Через несколько минут я слышу звук, какой бывает, когда пером проводят черту. Гарин отодвигает бумаги.
— Кажется, его последний дом продан. Он живёт у бедного фотографа, поэтому, конечно, он тогда и захотел прийти ко мне сам. Меня вводят в мастерскую — маленькую тёмную комнату. Чень Дай пододвигает мне кресло и садится на диван. Где-то во дворе продавец фонарей бьёт молотком по жести, поэтому мы разговариваем очень громко. Впрочем, тебе следует просто прочесть…
Он протягивает мне бумаги.
— Начинай со слов: однако несомненно… Ч. Д. — это он, Г. — конечно, я. Или нет, лучше я прочту сам. Ты можешь не понять того, что даётся в сокращении.

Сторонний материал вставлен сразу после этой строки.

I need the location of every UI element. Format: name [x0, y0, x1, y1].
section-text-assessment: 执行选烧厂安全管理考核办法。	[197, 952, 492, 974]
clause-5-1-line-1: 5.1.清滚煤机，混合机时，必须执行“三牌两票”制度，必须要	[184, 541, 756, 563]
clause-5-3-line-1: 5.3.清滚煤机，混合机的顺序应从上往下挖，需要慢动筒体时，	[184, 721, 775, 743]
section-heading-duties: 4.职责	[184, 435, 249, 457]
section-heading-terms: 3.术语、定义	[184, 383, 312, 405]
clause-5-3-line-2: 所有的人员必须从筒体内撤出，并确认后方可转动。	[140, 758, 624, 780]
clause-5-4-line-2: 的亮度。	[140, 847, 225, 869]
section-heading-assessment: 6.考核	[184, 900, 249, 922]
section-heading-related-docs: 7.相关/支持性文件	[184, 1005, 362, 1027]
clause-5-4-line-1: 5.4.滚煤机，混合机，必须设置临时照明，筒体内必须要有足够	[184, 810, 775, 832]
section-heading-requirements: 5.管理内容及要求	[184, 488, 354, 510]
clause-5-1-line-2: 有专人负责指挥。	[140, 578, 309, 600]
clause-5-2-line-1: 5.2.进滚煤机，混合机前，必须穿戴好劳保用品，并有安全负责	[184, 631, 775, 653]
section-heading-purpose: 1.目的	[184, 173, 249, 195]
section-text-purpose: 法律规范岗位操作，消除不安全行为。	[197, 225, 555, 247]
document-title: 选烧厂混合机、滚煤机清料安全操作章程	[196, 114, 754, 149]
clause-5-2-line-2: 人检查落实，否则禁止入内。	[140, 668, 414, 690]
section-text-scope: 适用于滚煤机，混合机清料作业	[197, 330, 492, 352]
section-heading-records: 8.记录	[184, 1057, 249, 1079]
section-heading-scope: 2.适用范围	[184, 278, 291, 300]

Он наклоняет голову, но прежде, чем начать читать, добавляет:
— Я избавлю тебя от бесполезной болтовни, которая идёт в начале. Как обычно, сановной и изысканной. Когда я загнал его в угол своим вопросом — будет ли он голосовать за декрет или нет, — он сказал:
— Господин Гарин (Гарин почти имитирует слабый, размеренный голос старика и свойственные ему несколько поучающие интонации), не разрешите ли вы задать вам кое-какие вопросы. Я знаю, что это не принято…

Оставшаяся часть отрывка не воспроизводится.